Title: Hystopia
Author: David Means
Publisher: Farrar, Straus, and Giroux
Pages: 336
Summary (from inside flap): At the bitter end of the 1960s, after surviving multiple assassination attempts, President John F. Kennedy is entering his third term in office. The Vietnam War rages on, and the president has created a vast federal agency, the Psych Corps, dedicated to maintaining the nation’s mental hygiene by any means necessary. Soldiers returning from the war have their battlefield traumas “enfolded” – wiped from their memories through drugs and therapy – while veterans too damaged to be enfolded roam at will in Michigan, evading the government and reenacting atrocities on civilians. This destabilized version of American history is the vision of twenty-two-year-old Eugene Allen, who has returned from Vietnam to write the book-within-a-book at the center of Hystopia. In conversation with some of the greatest war narratives, from Homer’s Iliad to the Rolling Stones’ “Gimme Shelter,” David Means channels the voice of Allen, the young veteran out to write a novel that can bring honor to those he fought with in Vietnam while also capturing the tragic history of his own family.

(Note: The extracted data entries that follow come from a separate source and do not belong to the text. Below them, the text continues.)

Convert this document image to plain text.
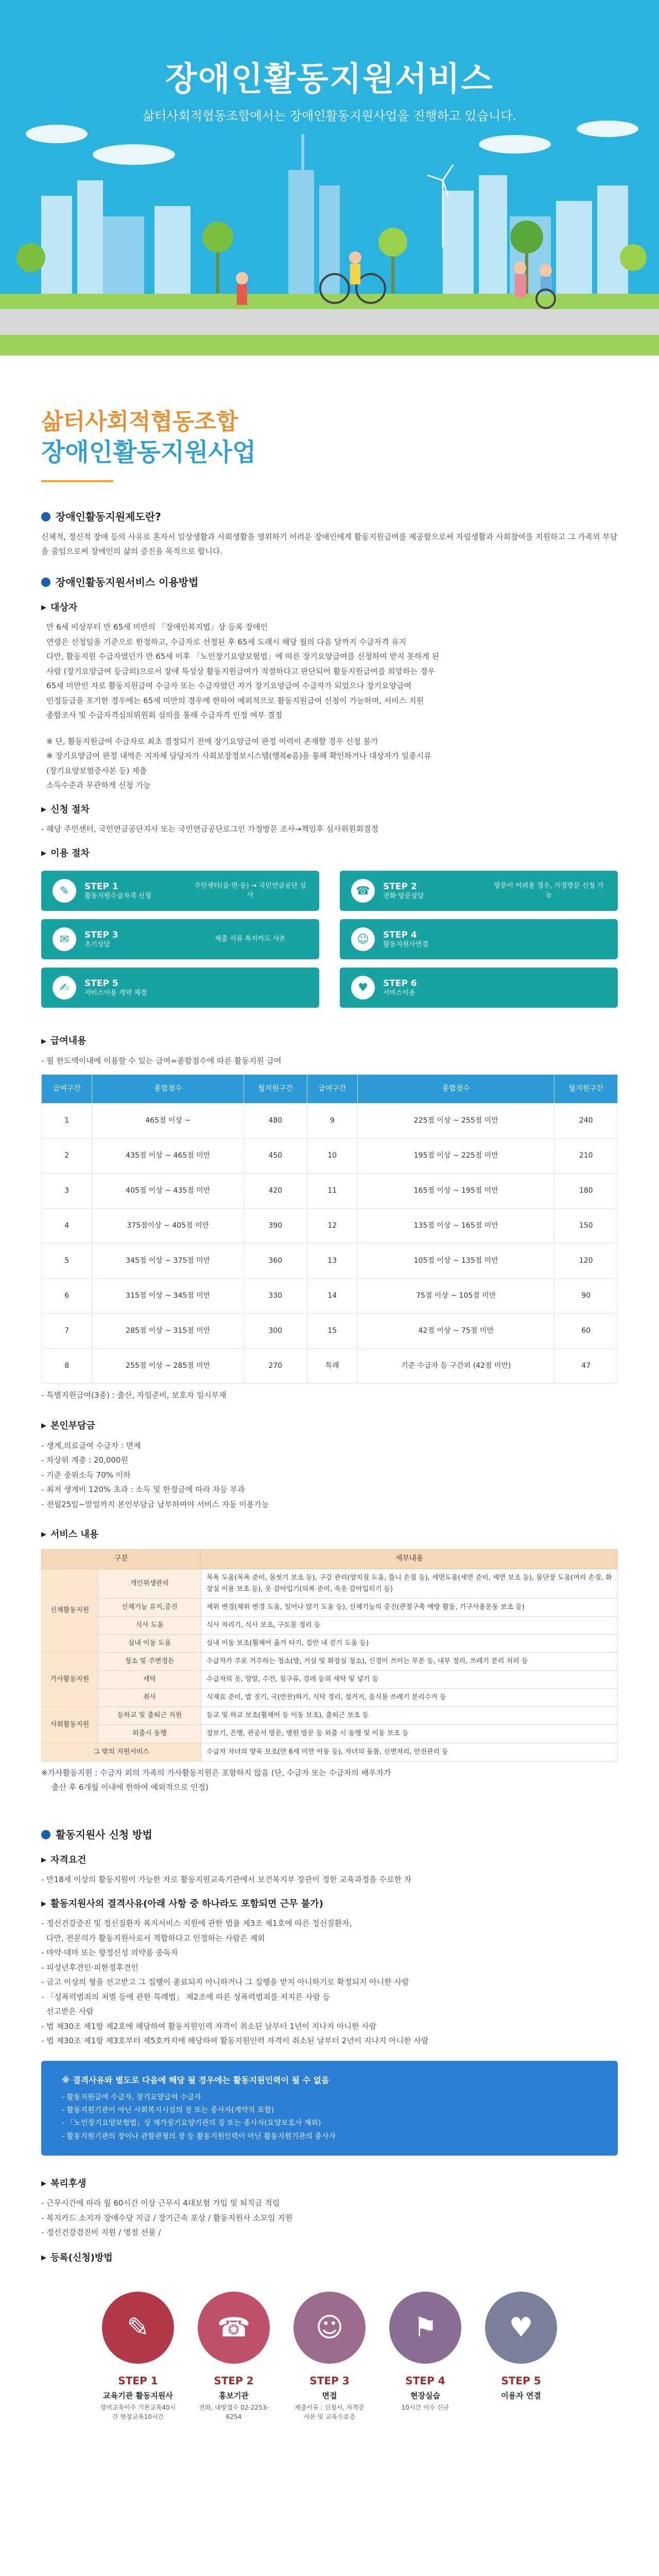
장애인활동지원서비스

삶터사회적협동조합에서는 장애인활동지원사업을 진행하고 있습니다.

삶터사회적협동조합
장애인활동지원사업
장애인활동지원제도란?

신체적, 정신적 장애 등의 사유로 혼자서 일상생활과 사회생활을 영위하기 어려운 장애인에게 활동지원급여를 제공함으로써 자립생활과 사회참여를 지원하고 그 가족의 부담을 줄임으로써 장애인의 삶의 증진을 목적으로 합니다.

장애인활동지원서비스 이용방법
▶ 대상자
만 6세 이상부터 만 65세 미만의 「장애인복지법」상 등록 장애인
연령은 신청일을 기준으로 한정하고, 수급자로 선정된 후 65세 도래시 해당 월의 다음 달까지 수급자격 유지
다만, 활동지원 수급자였던가 만 65세 이후 「노인장기요양보험법」에 따른 장기요양급여를 신청하여 받지 못하게 된
사람 (장기요양급여 등급외)으로서 장애 특성상 활동지원급여가 적절하다고 판단되어 활동지원급여를 희망하는 경우
65세 미만인 자로 활동지원급여 수급자 또는 수급자였던 자가 장기요양급여 수급자가 되었으나 장기요양급여
인정등급을 포기한 경우에는 65세 미만의 경우에 한하여 예외적으로 활동지원급여 신청이 가능하며, 서비스 지원
종합조사 및 수급자격심의위원회 심의를 통해 수급자격 인정 여부 결정
※ 단, 활동지원급여 수급자로 최초 결정되기 전에 장기요양급여 판정 이력이 존재할 경우 신청 불가
※ 장기요양급여 판정 내역은 지자체 담당자가 사회보장정보시스템(행복e음)을 통해 확인하거나 대상자가 일종시류
(장기요양보험증사본 등) 제출
소득수준과 무관하게 신청 가능
▶ 신청 절차

- 해당 주민센터, 국민연금공단지사 또는 국민연금공단로그인 가정방문 조사→책임후 심사위원회결정

▶ 이용 절차
✎	STEP 1
활동지원수급자격 신청
주민센터(읍·면·동) → 국민연금공단 심사	☎	STEP 2
전화·방문상담
방문이 어려울 경우, 가정방문 신청 가능
✉	STEP 3
초기상담
제출 서류 복지카드 사본	☺	STEP 4
활동지원사연결
✍	STEP 5
서비스이용 계약 체결	♥	STEP 6
서비스이용
▶ 급여내용

- 월 한도액이내에 이용할 수 있는 급여=종합점수에 따른 활동지원 급여

급여구간	종합점수	월지원구간	급여구간	종합점수	월지원구간
1	465점 이상 ~	480	9	225점 이상 ~ 255점 미만	240
2	435점 이상 ~ 465점 미만	450	10	195점 이상 ~ 225점 미만	210
3	405점 이상 ~ 435점 미만	420	11	165점 이상 ~ 195점 미만	180
4	375점이상 ~ 405점 미만	390	12	135점 이상 ~ 165점 미만	150
5	345점 이상 ~ 375점 미만	360	13	105점 이상 ~ 135점 미만	120
6	315점 이상 ~ 345점 미만	330	14	75점 이상 ~ 105점 미만	90
7	285점 이상 ~ 315점 미만	300	15	42점 이상 ~ 75점 미만	60
8	255점 이상 ~ 285점 미만	270	특례	기준 수급자 등 구간외 (42점 미만)	47

- 특별지원급여(3종) : 출산, 자립준비, 보호자 일시부재

▶ 본인부담금
- 생계,의료급여 수급자 : 면제
- 차상위 계층 : 20,000원
- 기준 중위소득 70% 이하
- 최저 생계비 120% 초과 : 소득 및 한정금에 따라 차등 부과
- 전월25일~말일까지 본인부담금 납부하여야 서비스 자동 이용가능
▶ 서비스 내용
구분		세부내용
신체활동지원	개인위생관리	목욕 도움(목욕 준비, 몸씻기 보조 등), 구강 관리(양치질 도움, 틀니 손질 등), 세면도움(세면 준비, 세면 보조 등), 몸단장 도움(머리 손질, 화장실 이용 보조 등), 옷 갈아입기(의복 준비, 속옷 갈아입히기 등)
	신체기능 유지,증진	체위 변경(체위 변경 도움, 일어나 앉기 도움 등), 신체기능의 증진(관절구축 예방 활동, 기구사용운동 보조 등)
	식사 도움	식사 차리기, 식사 보조, 구토물 정리 등
	실내 이동 도움	실내 이동 보조(휠체어 옮겨 타기, 집안 내 걷기 도움 등)
가사활동지원	청소 및 주변정돈	수급자가 주로 거주하는 청소(방, 거실 및 화장실 청소), 신경이 쓰이는 부분 등, 내부 정리, 쓰레기 분리 처리 등
	세탁	수급자의 옷, 양말, 수건, 침구류, 걸레 등의 세탁 및 넣기 등
	취사	식재료 준비, 밥 짓기, 국(반찬)하기, 식탁 정리, 설거지, 음식물 쓰레기 분리수거 등
사회활동지원	등하교 및 출퇴근 지원	등교 및 하교 보조(휠체어 등 이동 보조), 출퇴근 보조 등
	외출시 동행	장보기, 은행, 관공서 방문, 병원 방문 등 외출 시 동행 및 이동 보조 등
그 밖의 지원서비스		수급자 자녀의 양육 보조(만 6세 미만 아동 등), 자녀의 돌봄, 신변처리, 안전관리 등
※가사활동지원 : 수급자 외의 가족의 가사활동지원은 포함하지 않음 (단, 수급자 또는 수급자의 배우자가
출산 후 6개월 이내에 한하여 예외적으로 인정)
활동지원사 신청 방법
▶ 자격요건

- 만18세 이상의 활동지원이 가능한 자로 활동지원교육기관에서 보건복지부 장관이 정한 교육과정을 수료한 자

▶ 활동지원사의 결격사유(아래 사항 중 하나라도 포함되면 근무 불가)
- 정신건강증진 및 정신질환자 복지서비스 지원에 관한 법률 제3조 제1호에 따른 정신질환자,
다만, 전문의가 활동지원사로서 적합하다고 인정하는 사람은 제외
- 마약·대마 또는 향정신성 의약품 중독자
- 피성년후견인·피한정후견인
- 금고 이상의 형을 선고받고 그 집행이 종료되지 아니하거나 그 집행을 받지 아니하기로 확정되지 아니한 사람
- 「성폭력범죄의 처벌 등에 관한 특례법」 제2조에 따른 성폭력범죄를 저지른 사람 등
선고받은 사람
- 법 제30조 제1항 제2호에 해당하여 활동지원인력 자격이 취소된 날부터 1년이 지나지 아니한 사람
- 법 제30조 제1항 제3호부터 제5호까지에 해당하여 활동지원인력 자격이 취소된 날부터 2년이 지나지 아니한 사람
※ 결격사유와 별도로 다음에 해당 될 경우에는 활동지원인력이 될 수 없음
- 활동지원급여 수급자, 장기요양급여 수급자
- 활동지원기관이 아닌 사회복지시설의 장 또는 종사자(계약직 포함)
- 「노인장기요양보험법」상 재가장기요양기관의 장 또는 종사자(요양보호사 제외)
- 활동지원기관의 장이나 관할관청의 장 등 활동지원인력이 아닌 활동지원기관의 종사자
▶ 복리후생
- 근무시간에 따라 월 60시간 이상 근무시 4대보험 가입 및 퇴직금 적립
- 복지카드 소지자 장애수당 지급 / 장기근속 포상 / 활동지원사 소모임 지원
- 정신건강검진비 지원 / 명절 선물 /
▶ 등록(신청)방법
✎
STEP 1
교육기관 활동지원사
장비교육이수 기본교육40시간 현장교육10시간
☎
STEP 2
홍보기관
전화, 내방접수 02-2253-6254
☺
STEP 3
면접
제출서류 : 신청서, 자격증 사본 및 교육수료증
⚑
STEP 4
현장실습
10시간 이수 신규
♥
STEP 5
이용자 연결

As I’ve mentioned in previous posts, I am currently attempting to read the entire Man Booker 2016 long list before October 25th, when the winner will be announced. So far I have read two of the thirteen, both of which I have written full reviews of – The North Water by Ian McGuire and My Name is Lucy Barton by Elizabeth Strout. Hystopia by David Means is my third Man Booker read. I’ve decided to take a little break and read some other books before continuing with the long list, so this may be my last Man Booker post for a week or two.
“When I start to feel the urge to recite poetry, I know we’re about done for the day. And I feel that urge. In that war you had a superabundance of highly educated men in the trenches carrying a working knowledge of Greek and Latin, reading Hardy and Dickens, filled with a desire to capture in words the way a sunrise or sunset looked from the bottom of the trench, or the way it felt to do a stand-to at dusk or twilight. All we’re getting from this war is the desire to write rock-and-roll lyrics.”